Zentrum des Hauses ist die Wohnküche im Erdgeschoss, die rückwärtig durch einen offenen Luftraum fließend mit dem 2. OG verbunden wird. Die beiden übereinander platzierten horizontalen Fenster schaffen dabei einen überraschenden Rahmen für das große Korallenrelief, das je nach Tageszeit und Sonnenstand völlig unterschiedliche Licht- und Schattenspiele im Raum erzeugt. Die Front im Badezimmer im 2. OG wurde abweichend mit einer milchverglasten Tür zum Lüften gestaltet, hinter der sich das Korallenrelief als mystisch-verschwommenes Raster abzeichnet.

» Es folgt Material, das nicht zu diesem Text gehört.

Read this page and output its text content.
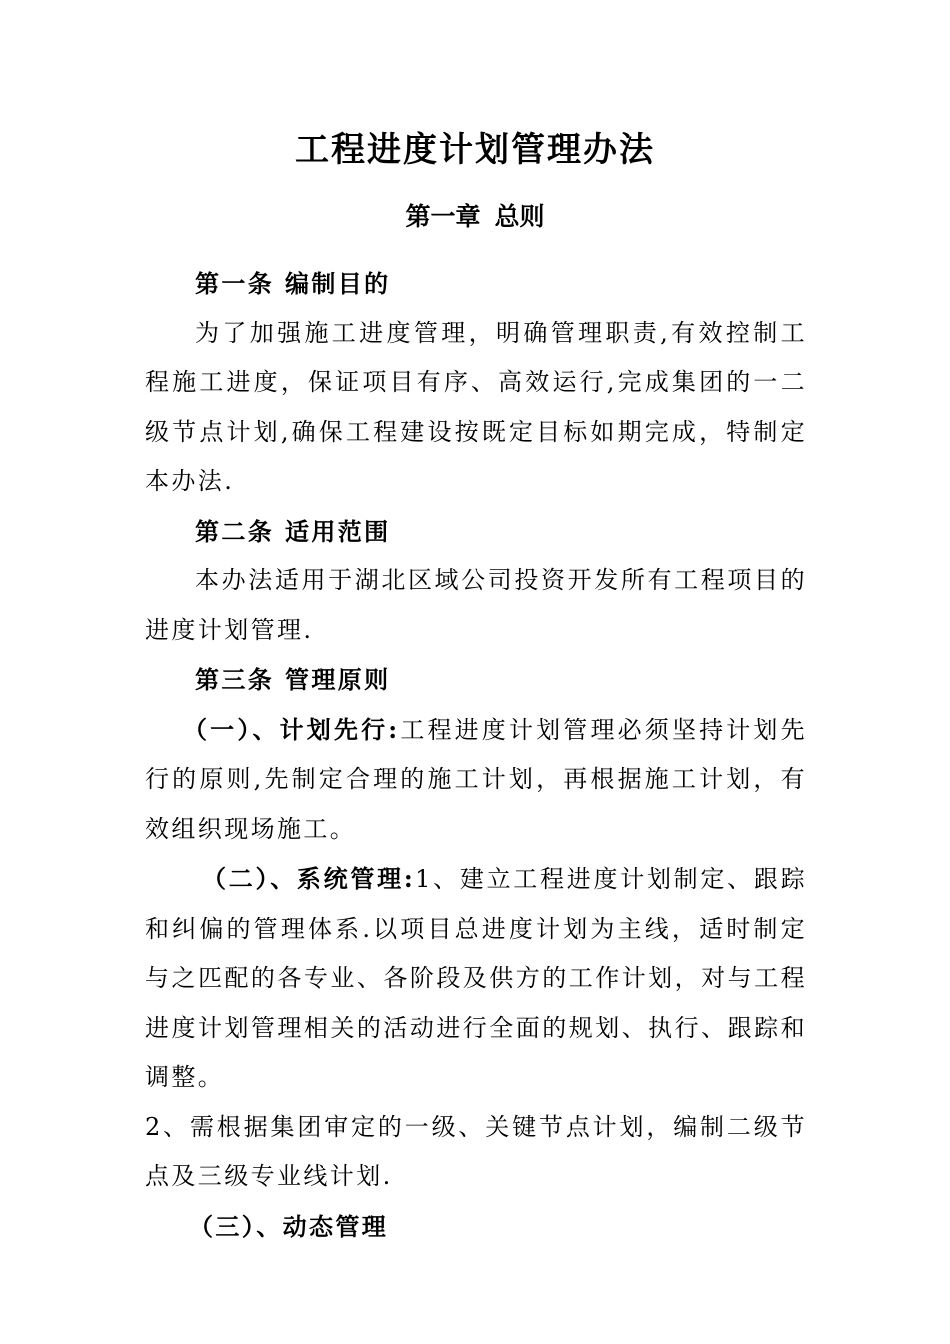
工程进度计划管理办法
第一章 总则

第一条 编制目的

为了加强施工进度管理，明确管理职责,有效控制工程施工进度，保证项目有序、高效运行,完成集团的一二级节点计划,确保工程建设按既定目标如期完成，特制定本办法.

第二条 适用范围

本办法适用于湖北区域公司投资开发所有工程项目的进度计划管理.

第三条 管理原则

（一）、计划先行:工程进度计划管理必须坚持计划先行的原则,先制定合理的施工计划，再根据施工计划，有效组织现场施工。

（二）、系统管理:1、建立工程进度计划制定、跟踪和纠偏的管理体系.以项目总进度计划为主线，适时制定与之匹配的各专业、各阶段及供方的工作计划，对与工程进度计划管理相关的活动进行全面的规划、执行、跟踪和调整。

2、需根据集团审定的一级、关键节点计划，编制二级节点及三级专业线计划.

（三）、动态管理
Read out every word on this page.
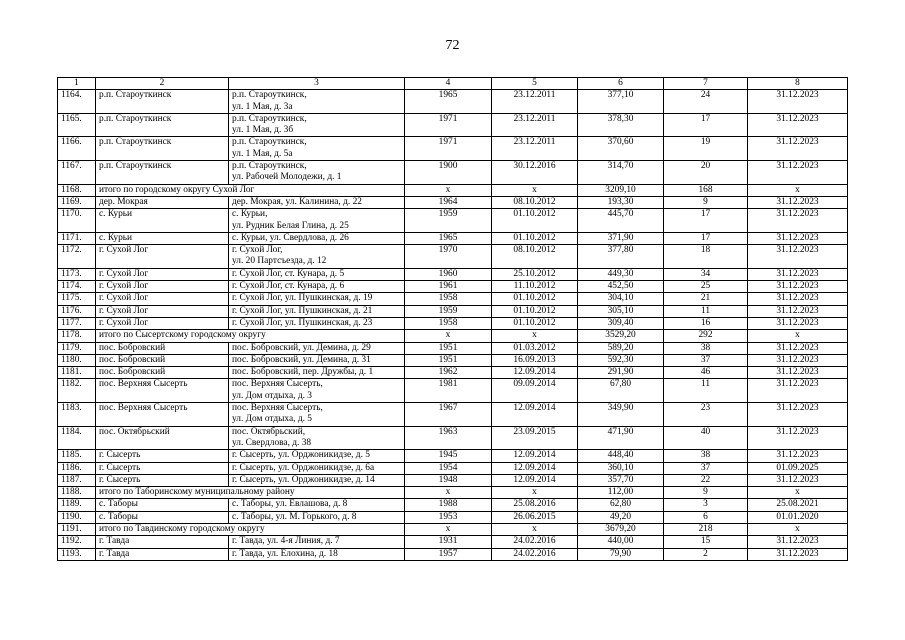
72
1	2	3	4	5	6	7	8
1164.	р.п. Староуткинск	р.п. Староуткинск,
ул. 1 Мая, д. 3а	1965	23.12.2011	377,10	24	31.12.2023
1165.	р.п. Староуткинск	р.п. Староуткинск,
ул. 1 Мая, д. 3б	1971	23.12.2011	378,30	17	31.12.2023
1166.	р.п. Староуткинск	р.п. Староуткинск,
ул. 1 Мая, д. 5а	1971	23.12.2011	370,60	19	31.12.2023
1167.	р.п. Староуткинск	р.п. Староуткинск,
ул. Рабочей Молодежи, д. 1	1900	30.12.2016	314,70	20	31.12.2023
1168.	итого по городскому округу Сухой Лог		x	x	3209,10	168	x
1169.	дер. Мокрая	дер. Мокрая, ул. Калинина, д. 22	1964	08.10.2012	193,30	9	31.12.2023
1170.	с. Курьи	с. Курьи,
ул. Рудник Белая Глина, д. 25	1959	01.10.2012	445,70	17	31.12.2023
1171.	с. Курьи	с. Курьи, ул. Свердлова, д. 26	1965	01.10.2012	371,90	17	31.12.2023
1172.	г. Сухой Лог	г. Сухой Лог,
ул. 20 Партсъезда, д. 12	1970	08.10.2012	377,80	18	31.12.2023
1173.	г. Сухой Лог	г. Сухой Лог, ст. Кунара, д. 5	1960	25.10.2012	449,30	34	31.12.2023
1174.	г. Сухой Лог	г. Сухой Лог, ст. Кунара, д. 6	1961	11.10.2012	452,50	25	31.12.2023
1175.	г. Сухой Лог	г. Сухой Лог, ул. Пушкинская, д. 19	1958	01.10.2012	304,10	21	31.12.2023
1176.	г. Сухой Лог	г. Сухой Лог, ул. Пушкинская, д. 21	1959	01.10.2012	305,10	11	31.12.2023
1177.	г. Сухой Лог	г. Сухой Лог, ул. Пушкинская, д. 23	1958	01.10.2012	309,40	16	31.12.2023
1178.	итого по Сысертскому городскому округу		x	x	3529,20	292	x
1179.	пос. Бобровский	пос. Бобровский, ул. Демина, д. 29	1951	01.03.2012	589,20	38	31.12.2023
1180.	пос. Бобровский	пос. Бобровский, ул. Демина, д. 31	1951	16.09.2013	592,30	37	31.12.2023
1181.	пос. Бобровский	пос. Бобровский, пер. Дружбы, д. 1	1962	12.09.2014	291,90	46	31.12.2023
1182.	пос. Верхняя Сысерть	пос. Верхняя Сысерть,
ул. Дом отдыха, д. 3	1981	09.09.2014	67,80	11	31.12.2023
1183.	пос. Верхняя Сысерть	пос. Верхняя Сысерть,
ул. Дом отдыха, д. 5	1967	12.09.2014	349,90	23	31.12.2023
1184.	пос. Октябрьский	пос. Октябрьский,
ул. Свердлова, д. 38	1963	23.09.2015	471,90	40	31.12.2023
1185.	г. Сысерть	г. Сысерть, ул. Орджоникидзе, д. 5	1945	12.09.2014	448,40	38	31.12.2023
1186.	г. Сысерть	г. Сысерть, ул. Орджоникидзе, д. 6а	1954	12.09.2014	360,10	37	01.09.2025
1187.	г. Сысерть	г. Сысерть, ул. Орджоникидзе, д. 14	1948	12.09.2014	357,70	22	31.12.2023
1188.	итого по Таборинскому муниципальному району		x	x	112,00	9	x
1189.	с. Таборы	с. Таборы, ул. Евлашова, д. 8	1988	25.08.2016	62,80	3	25.08.2021
1190.	с. Таборы	с. Таборы, ул. М. Горького, д. 8	1953	26.06.2015	49,20	6	01.01.2020
1191.	итого по Тавдинскому городскому округу		x	x	3679,20	218	x
1192.	г. Тавда	г. Тавда, ул. 4-я Линия, д. 7	1931	24.02.2016	440,00	15	31.12.2023
1193.	г. Тавда	г. Тавда, ул. Елохина, д. 18	1957	24.02.2016	79,90	2	31.12.2023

Ein weiterer wichtiger Aspekt bei der Planung war die Minimierung der Energiekosten. „Deshalb haben wir eine 10 m² große Solaranlage zur Unterstützung der Heizung und zur Warmwasserversorgung integriert und das Haus mit LED-Beleuchtung ausgestattet“, berichtet Sipke Kingma. Das kas di koral überzeugt also nicht nur durch seine ungewöhnliche Ästhetik, es erweist sich auch in energetischer Hinsicht als vorbildlich.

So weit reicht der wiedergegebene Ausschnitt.